Well, my dears,
Now that I have taken the time to set up the blog (www.sophiasailing.com), which took a surprisingly long time, I have a moment to write about where we have been for the last few days and what it’s like here. I know some of you, at least are curious. “She just quit her job and went down to North Carolina with her boyfriend to go sailing!” Yes I did. And very happy to have done so, in spite of the hundred bug bites and lack of laundry facilities and numerous bruises and scrapes all over my body.
Traveling aboard a sailboat is like a dance. The first, essential steps that come only with pain, allow you to move about without banging into lines, cleats, hardware, booms, and other dangerous metal objects. With time, these steps become routine, but for now, well, just look at my legs. Or don’t, as they’re not pretty.
North Carolina is lovely. The dialect is lovely and lilting and slow. But on Okracoke Island, its unique. You’ve heard of the place where the locals have been so isolated that the locals speak an English closer to Shakespeare’s than anywhere in England? We are there. It’s not quite right to say that the dialect is closer to the original late 16th century speech, since all dialects change over time and this one has, too. Still, it is true that many of the words used here, such as “mommuck,” which means to harrass or bother, and “quamish,” queasy, are found in the bard’s plays. Commonly referred to as the “high-tide” dialect, locals pronounce “high” as “hoi” and “tide” and “toi.”

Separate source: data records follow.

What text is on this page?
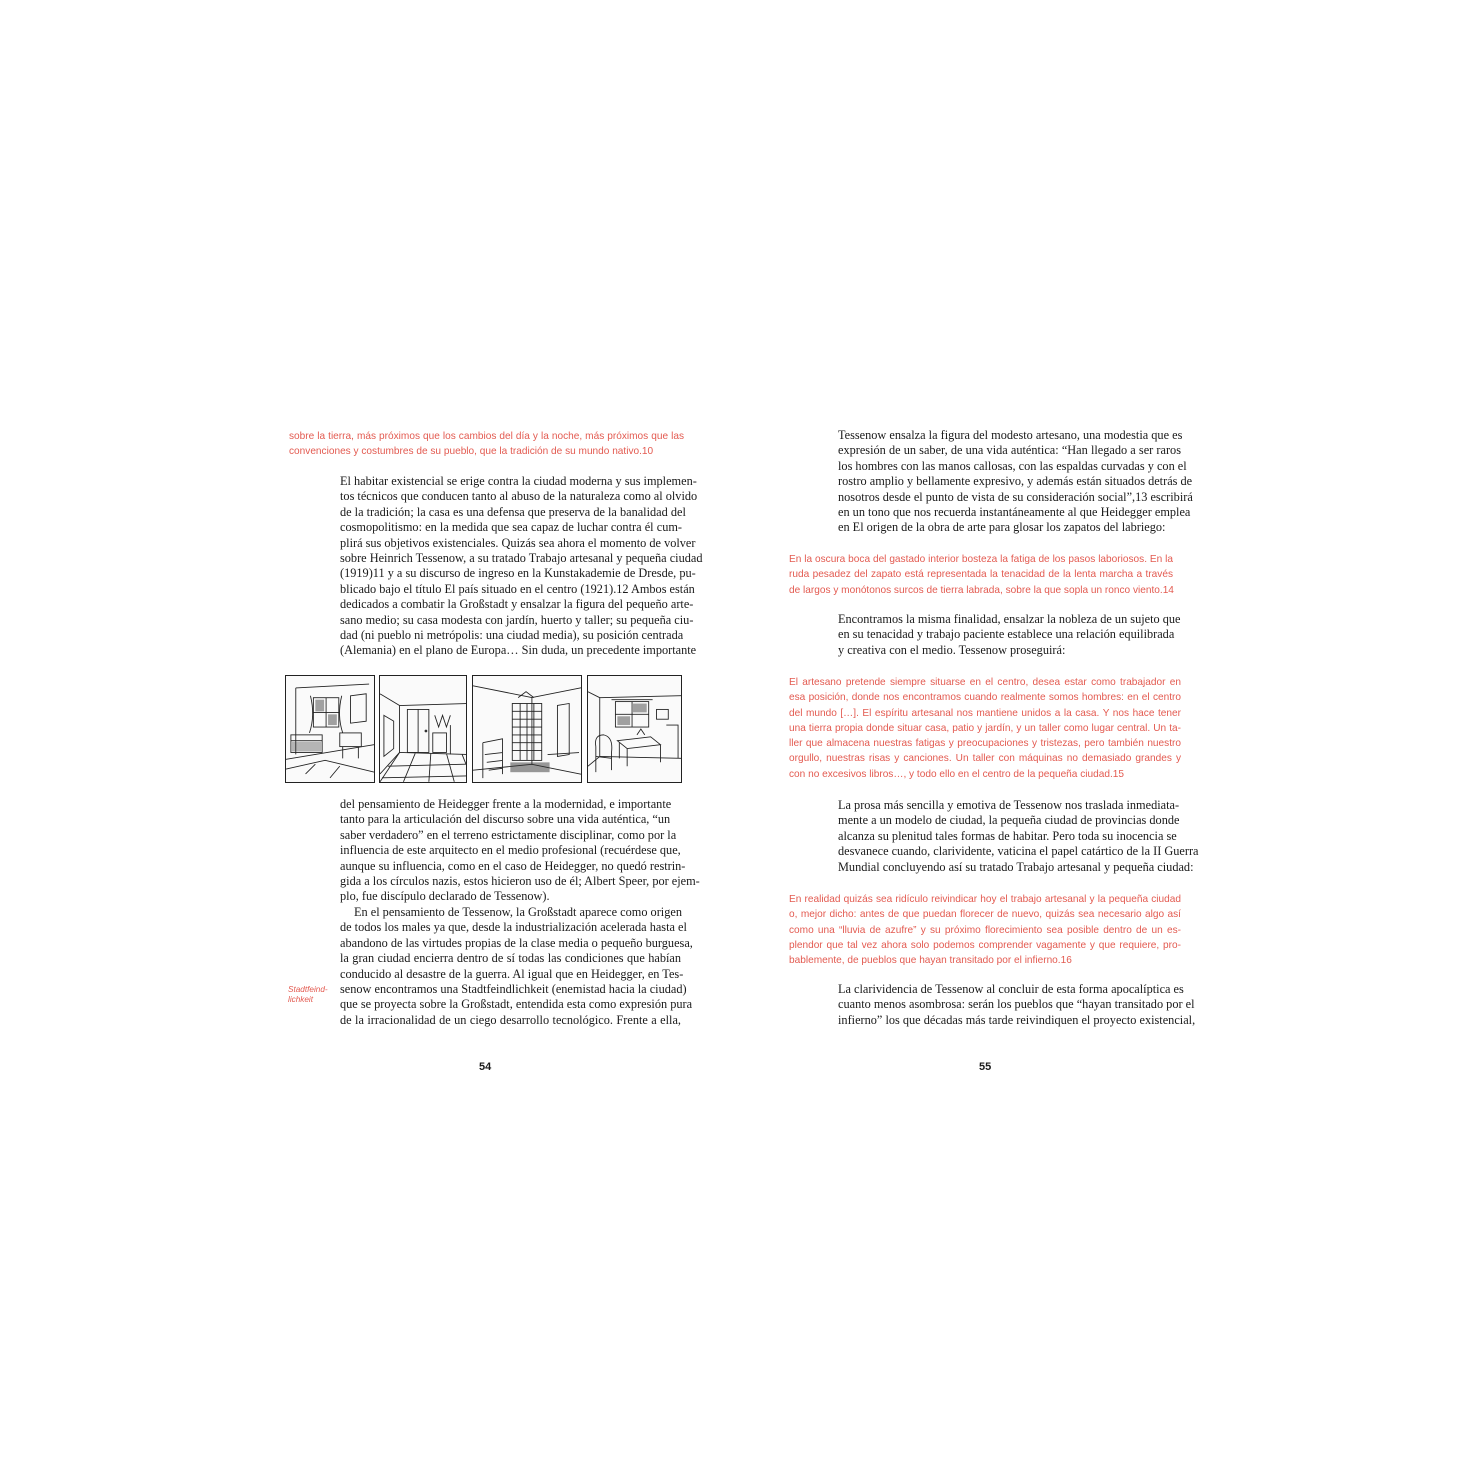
sobre la tierra, más próximos que los cambios del día y la noche, más próximos que las
convenciones y costumbres de su pueblo, que la tradición de su mundo nativo.10
El habitar existencial se erige contra la ciudad moderna y sus implemen-
tos técnicos que conducen tanto al abuso de la naturaleza como al olvido
de la tradición; la casa es una defensa que preserva de la banalidad del
cosmopolitismo: en la medida que sea capaz de luchar contra él cum-
plirá sus objetivos existenciales. Quizás sea ahora el momento de volver
sobre Heinrich Tessenow, a su tratado Trabajo artesanal y pequeña ciudad
(1919)11 y a su discurso de ingreso en la Kunstakademie de Dresde, pu-
blicado bajo el título El país situado en el centro (1921).12 Ambos están
dedicados a combatir la Großstadt y ensalzar la figura del pequeño arte-
sano medio; su casa modesta con jardín, huerto y taller; su pequeña ciu-
dad (ni pueblo ni metrópolis: una ciudad media), su posición centrada
(Alemania) en el plano de Europa… Sin duda, un precedente importante
del pensamiento de Heidegger frente a la modernidad, e importante
tanto para la articulación del discurso sobre una vida auténtica, “un
saber verdadero” en el terreno estrictamente disciplinar, como por la
influencia de este arquitecto en el medio profesional (recuérdese que,
aunque su influencia, como en el caso de Heidegger, no quedó restrin-
gida a los círculos nazis, estos hicieron uso de él; Albert Speer, por ejem-
plo, fue discípulo declarado de Tessenow).
En el pensamiento de Tessenow, la Großstadt aparece como origen
de todos los males ya que, desde la industrialización acelerada hasta el
abandono de las virtudes propias de la clase media o pequeño burguesa,
la gran ciudad encierra dentro de sí todas las condiciones que habían
conducido al desastre de la guerra. Al igual que en Heidegger, en Tes-
senow encontramos una Stadtfeindlichkeit (enemistad hacia la ciudad)
que se proyecta sobre la Großstadt, entendida esta como expresión pura
de la irracionalidad de un ciego desarrollo tecnológico. Frente a ella,
Stadtfeind-
lichkeit
54
Tessenow ensalza la figura del modesto artesano, una modestia que es
expresión de un saber, de una vida auténtica: “Han llegado a ser raros
los hombres con las manos callosas, con las espaldas curvadas y con el
rostro amplio y bellamente expresivo, y además están situados detrás de
nosotros desde el punto de vista de su consideración social”,13 escribirá
en un tono que nos recuerda instantáneamente al que Heidegger emplea
en El origen de la obra de arte para glosar los zapatos del labriego:
En la oscura boca del gastado interior bosteza la fatiga de los pasos laboriosos. En la
ruda pesadez del zapato está representada la tenacidad de la lenta marcha a través
de largos y monótonos surcos de tierra labrada, sobre la que sopla un ronco viento.14
Encontramos la misma finalidad, ensalzar la nobleza de un sujeto que
en su tenacidad y trabajo paciente establece una relación equilibrada
y creativa con el medio. Tessenow proseguirá:
El artesano pretende siempre situarse en el centro, desea estar como trabajador en
esa posición, donde nos encontramos cuando realmente somos hombres: en el centro
del mundo […]. El espíritu artesanal nos mantiene unidos a la casa. Y nos hace tener
una tierra propia donde situar casa, patio y jardín, y un taller como lugar central. Un ta-
ller que almacena nuestras fatigas y preocupaciones y tristezas, pero también nuestro
orgullo, nuestras risas y canciones. Un taller con máquinas no demasiado grandes y
con no excesivos libros…, y todo ello en el centro de la pequeña ciudad.15
La prosa más sencilla y emotiva de Tessenow nos traslada inmediata-
mente a un modelo de ciudad, la pequeña ciudad de provincias donde
alcanza su plenitud tales formas de habitar. Pero toda su inocencia se
desvanece cuando, clarividente, vaticina el papel catártico de la II Guerra
Mundial concluyendo así su tratado Trabajo artesanal y pequeña ciudad:
En realidad quizás sea ridículo reivindicar hoy el trabajo artesanal y la pequeña ciudad
o, mejor dicho: antes de que puedan florecer de nuevo, quizás sea necesario algo así
como una “lluvia de azufre” y su próximo florecimiento sea posible dentro de un es-
plendor que tal vez ahora solo podemos comprender vagamente y que requiere, pro-
bablemente, de pueblos que hayan transitado por el infierno.16
La clarividencia de Tessenow al concluir de esta forma apocalíptica es
cuanto menos asombrosa: serán los pueblos que “hayan transitado por el
infierno” los que décadas más tarde reivindiquen el proyecto existencial,
55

The first English explorers of the New World arrived on Okracoke in the late 15th century. They couldn’t have navigated the treacherously shallow waters of what is now called the Pamlico sound without guidance from the natives, who, it seems, never settled on the island they called Wokokon and used as a hunting and fishing ground. While searching for Roanoke Island in 1585, Sir Walter Raleigh’s navigators ran aground on a sand bar and stopped to make repairs. The first mention of the island in Sir Richard Greenville’s report to Sir Walter indicated that white settlers had shipwrecked there and were saved by locals:
And after ten dayes remaining in an out Island vnhabited, called Wocokon, they with the help of some of the dwellers of Sequotan, fastened two boates of the countrey together & made mastes vnto them, and sailes of their shirtes, and hauing taken into them such victuals as the countrey yeelded, they departed after they had remained in this out Island 3 weekes: but shortly after it see∣med they were cast away, for the boates were found vpon the coast, cast a land in another Island ad∣ioyning: other then these, there was neuer any people apparelled, or white of colour, either seene,…

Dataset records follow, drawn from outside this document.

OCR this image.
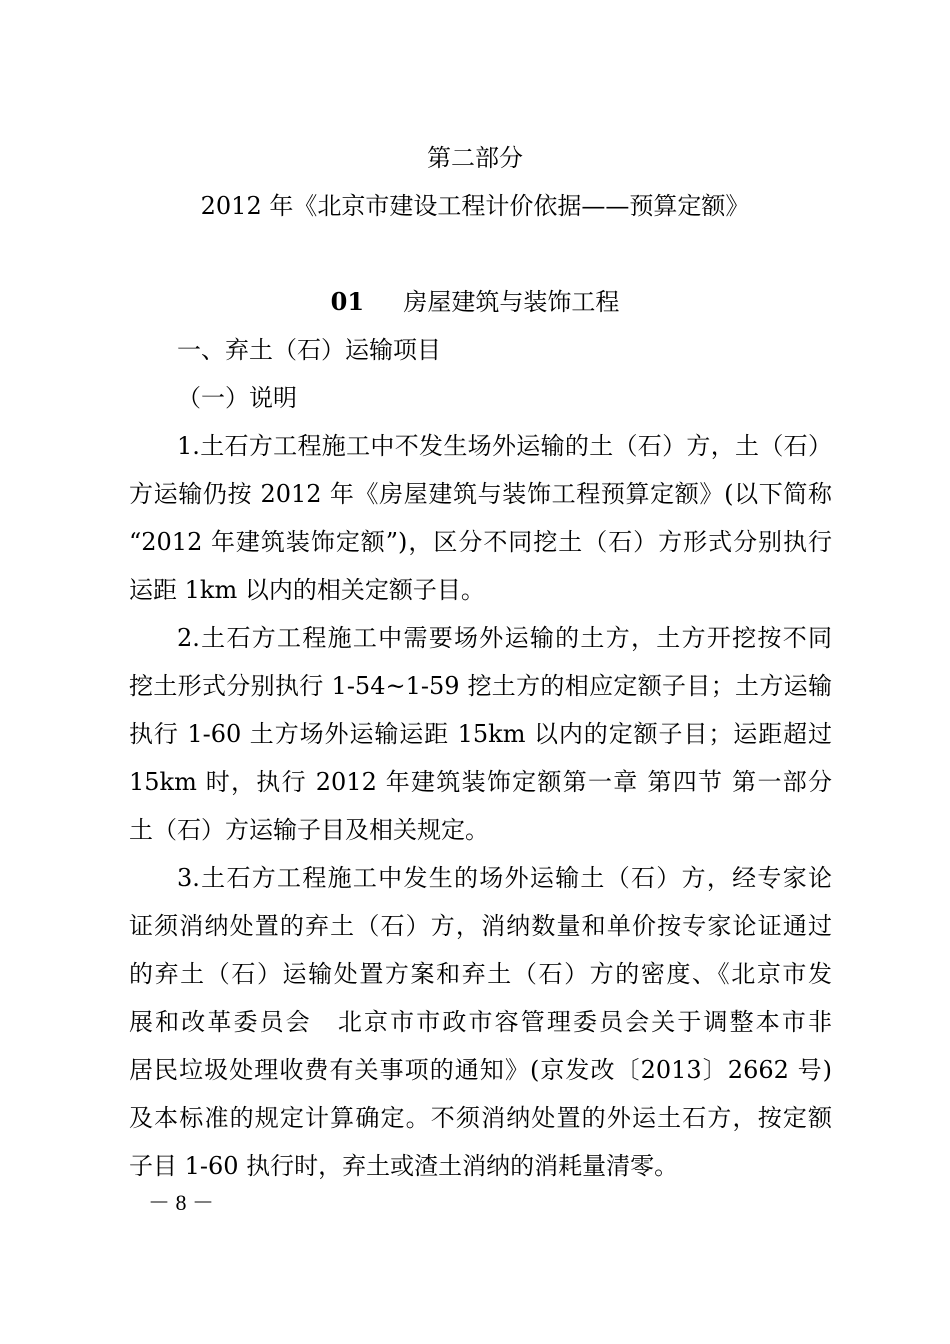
第二部分
2012 年《北京市建设工程计价依据——预算定额》
01 房屋建筑与装饰工程
一、弃土（石）运输项目
（一）说明
1.土石方工程施工中不发生场外运输的土（石）方，土（石）
方运输仍按 2012 年《房屋建筑与装饰工程预算定额》(以下简称
“2012 年建筑装饰定额”)，区分不同挖土（石）方形式分别执行
运距 1km 以内的相关定额子目。
2.土石方工程施工中需要场外运输的土方，土方开挖按不同
挖土形式分别执行 1-54~1-59 挖土方的相应定额子目；土方运输
执行 1-60 土方场外运输运距 15km 以内的定额子目；运距超过
15km 时，执行 2012 年建筑装饰定额第一章 第四节 第一部分
土（石）方运输子目及相关规定。
3.土石方工程施工中发生的场外运输土（石）方，经专家论
证须消纳处置的弃土（石）方，消纳数量和单价按专家论证通过
的弃土（石）运输处置方案和弃土（石）方的密度、《北京市发
展和改革委员会　北京市市政市容管理委员会关于调整本市非
居民垃圾处理收费有关事项的通知》(京发改〔2013〕2662 号)
及本标准的规定计算确定。不须消纳处置的外运土石方，按定额
子目 1-60 执行时，弃土或渣土消纳的消耗量清零。
－ 8 －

From The principal nauigations, voyages, traffiques and discoueries of the English nation. made by sea or ouer-land, to the remote and farthest distant quarters of the earth, at any time within the compasse of these 1600. yeres: By Richard Hakluyt preacher, and sometime student of Christ-Church in Oxford.

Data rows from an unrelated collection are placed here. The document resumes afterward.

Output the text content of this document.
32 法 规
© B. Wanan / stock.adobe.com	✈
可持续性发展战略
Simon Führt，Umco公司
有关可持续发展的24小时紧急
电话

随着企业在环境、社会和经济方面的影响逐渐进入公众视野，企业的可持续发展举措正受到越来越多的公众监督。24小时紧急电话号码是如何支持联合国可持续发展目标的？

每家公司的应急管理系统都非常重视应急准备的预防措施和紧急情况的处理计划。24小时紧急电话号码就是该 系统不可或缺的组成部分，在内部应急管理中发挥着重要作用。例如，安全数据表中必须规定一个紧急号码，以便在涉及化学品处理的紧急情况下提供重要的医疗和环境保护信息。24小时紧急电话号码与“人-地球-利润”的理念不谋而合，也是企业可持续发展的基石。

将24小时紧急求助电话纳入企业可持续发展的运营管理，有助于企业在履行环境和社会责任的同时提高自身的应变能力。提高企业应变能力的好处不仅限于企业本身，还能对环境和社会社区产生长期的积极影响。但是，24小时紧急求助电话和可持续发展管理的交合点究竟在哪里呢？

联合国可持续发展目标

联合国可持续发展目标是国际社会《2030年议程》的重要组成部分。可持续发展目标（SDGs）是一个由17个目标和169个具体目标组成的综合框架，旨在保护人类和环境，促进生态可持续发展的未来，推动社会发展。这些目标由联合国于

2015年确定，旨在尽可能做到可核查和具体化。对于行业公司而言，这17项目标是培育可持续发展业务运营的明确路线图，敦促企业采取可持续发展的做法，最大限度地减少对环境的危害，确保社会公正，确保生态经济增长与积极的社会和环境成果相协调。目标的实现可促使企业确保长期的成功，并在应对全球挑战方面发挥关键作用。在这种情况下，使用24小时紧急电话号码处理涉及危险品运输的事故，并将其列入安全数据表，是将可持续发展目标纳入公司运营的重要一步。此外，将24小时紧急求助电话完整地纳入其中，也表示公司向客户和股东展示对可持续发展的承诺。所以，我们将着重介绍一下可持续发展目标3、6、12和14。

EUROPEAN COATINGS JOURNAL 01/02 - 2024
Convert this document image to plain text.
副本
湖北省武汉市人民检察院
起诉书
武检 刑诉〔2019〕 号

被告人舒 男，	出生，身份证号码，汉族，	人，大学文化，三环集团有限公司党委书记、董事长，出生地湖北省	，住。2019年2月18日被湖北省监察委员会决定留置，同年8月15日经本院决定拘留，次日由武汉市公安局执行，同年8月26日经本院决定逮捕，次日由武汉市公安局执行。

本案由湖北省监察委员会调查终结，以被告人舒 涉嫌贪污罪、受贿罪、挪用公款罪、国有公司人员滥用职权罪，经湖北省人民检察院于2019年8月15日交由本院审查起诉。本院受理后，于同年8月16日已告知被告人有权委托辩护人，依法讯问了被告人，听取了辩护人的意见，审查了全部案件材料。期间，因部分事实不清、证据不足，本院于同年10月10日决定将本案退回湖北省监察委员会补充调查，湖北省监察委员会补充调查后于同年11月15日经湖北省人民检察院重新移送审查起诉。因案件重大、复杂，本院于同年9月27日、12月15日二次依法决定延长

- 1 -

Wococcon was once an island that served as hunting, fishing, and herbal grounds for the Native Americans. White people never stepped on its sandy shores until the late 16th century. White people have taken it over now. White people flood the island. Indeed, one of the strangest things about being on Okracoke is the absence of people of color. I’ve seen one Black family vacationing and one Black man taking care of the trash, one Latin man serving in a restaurant and another working as a dockhand. Everyone else is white-white and most everyone here speaks with a Southern drawl. It’s not unpleasant but eerie. What is unpleasant are the confederate flags that seem to be so common, still, around here. They’re ugly.